The finer the grain the harder to discern grain boundary(gb) at as-quenched, temper blur/hide gb even more. I think, best read/detect would be using BSED(back scatter electron diffraction) at fracture surface (instead of polished + etched surface). I have 3 diff polished+etched samples, where BSED at 50K & 100K (magnification) failed to detect gb.
 
Here is a link to a very good read about grain size and how normalizing affects it. It has good pictures showing the grain of a good file with factory heat treat, compared to overheated steel grain size, normalized 1 time grain size, 2 times grain size, and 3 times grain size.

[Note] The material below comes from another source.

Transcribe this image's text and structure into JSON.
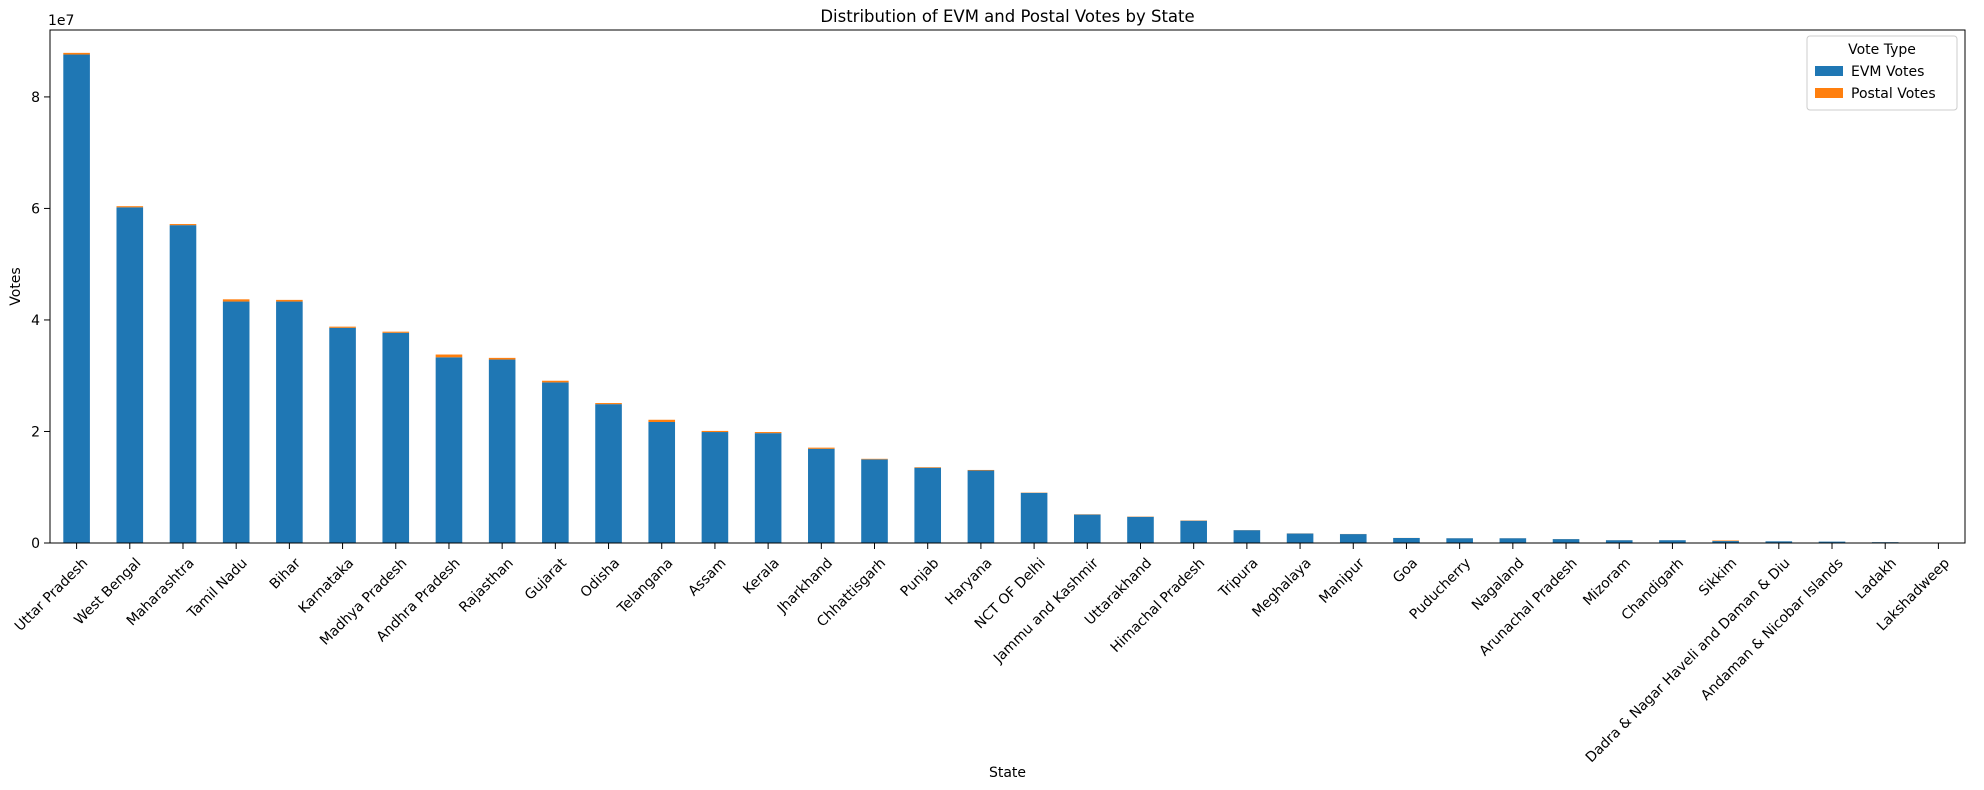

http://paleoplanet69529.yuku.com/forums/129/Reference-Forum#.V0YD5iETn6c

Just to help clear something up (please, correct me if I am wrong), but "normalizing" is taking the steel up to above the critical temperature in order to "blow up" or rather enlarge all the "grain" in the steel so that they all become uniform in size and position, as opposed to the very dissimilar sizes and positions within the steel after all the high heats and pounding on the steel over and over when forging. It's also done with stock removal sometimes because the state of the steel when it comes to you may require it, or the condition just may not be known etc. So 1600 degrees F is pretty much a typical and good temp for accomplishing this, getting everything uniform and equal.

"Thermal cycling" is what come after the first high normalizing heat, where you re-heat the steel successively at lower temps below the first high heat, such as the next heat being at critical temp, usually ~1500F cool to black, then say ~1450 cool the black, and then ~1300 cool to black (these number will very dependign on steel being used and the individual bladesmith/knifemaker), and the go for the final quench at the critial temp. Some guys will incorporate a quench in one or more or the descending heats. This needs to be done after normalizing because it leaves the grain very large and coarse. So these descending heats are what cause the grain to shrink and become nice and fine. :)

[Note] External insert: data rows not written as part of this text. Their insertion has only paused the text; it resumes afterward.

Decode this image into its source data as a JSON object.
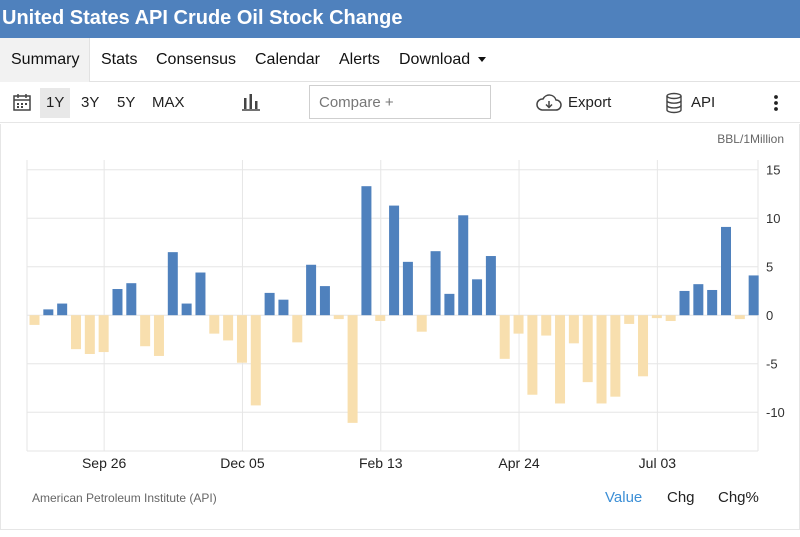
{
  "title": "United States API Crude Oil Stock Change",
  "tabs": [
    {
      "label": "Summary",
      "active": true
    },
    {
      "label": "Stats"
    },
    {
      "label": "Consensus"
    },
    {
      "label": "Calendar"
    },
    {
      "label": "Alerts"
    },
    {
      "label": "Download"
    }
  ],
  "toolbar": {
    "ranges": [
      "1Y",
      "3Y",
      "5Y",
      "MAX"
    ],
    "active_range": "1Y",
    "compare_placeholder": "Compare +",
    "export_label": "Export",
    "api_label": "API"
  },
  "colors": {
    "positive": "#4f81bd",
    "negative": "#f8dfae",
    "header": "#4f81bd",
    "active_mode": "#3c8fd6"
  },
  "icons": [
    "calendar-icon",
    "bar-chart-icon",
    "cloud-download-icon",
    "database-icon",
    "more-vertical-icon"
  ],
  "chart_data": {
    "type": "bar",
    "unit": "BBL/1Million",
    "ylim": [
      -14,
      16
    ],
    "yticks": [
      15,
      10,
      5,
      0,
      -5,
      -10
    ],
    "xtick_labels": [
      "Sep 26",
      "Dec 05",
      "Feb 13",
      "Apr 24",
      "Jul 03"
    ],
    "grid": true,
    "values": [
      -1.0,
      0.6,
      1.2,
      -3.5,
      -4.0,
      -3.8,
      2.7,
      3.3,
      -3.2,
      -4.2,
      6.5,
      1.2,
      4.4,
      -1.9,
      -2.6,
      -4.9,
      -9.3,
      2.3,
      1.6,
      -2.8,
      5.2,
      3.0,
      -0.4,
      -11.1,
      13.3,
      -0.6,
      11.3,
      5.5,
      -1.7,
      6.6,
      2.2,
      10.3,
      3.7,
      6.1,
      -4.5,
      -1.9,
      -8.2,
      -2.1,
      -9.1,
      -2.9,
      -6.9,
      -9.1,
      -8.4,
      -0.9,
      -6.3,
      -0.3,
      -0.6,
      2.5,
      3.2,
      2.6,
      9.1,
      -0.4,
      4.1
    ],
    "source": "American Petroleum Institute (API)",
    "modes": [
      "Value",
      "Chg",
      "Chg%"
    ],
    "active_mode": "Value"
  }
}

I only bring this up because it is discussed a b it in the thread I posted a link to above.

Also, here is a very good video illustrating what thermal cycling does to the grain. :thumbup:

[video=youtube;RQDSz66EJlU]https://www.youtube.com/watch?v=RQDSz66EJlU[/video]

~Paul

My YT Channel Lsubslimed
... (It's been a few years since my last upload)
 
A text book normalizing is not just above critical temperate but also above Acm, which means all the carbides have been dissolved except tungsten or vanadium carbides maybe. The steel is then air cooled and usually firms a mixture of pearlite, bainite, and maybe some martensite, depending on the steel. The critical point is it's all austenite, except maybe the high temperature carbides noted above. Hearing to critical and air cool is not technically normalizing, as the temperature isn't quite high enough, except in something like 1080, where there aren't any carbides above critical unless special steps are taken.
 
The link to the paleoplanet thread had fabulous photos, if a picture is worth a thousand words, then I just read a dissertation on steel grain structure!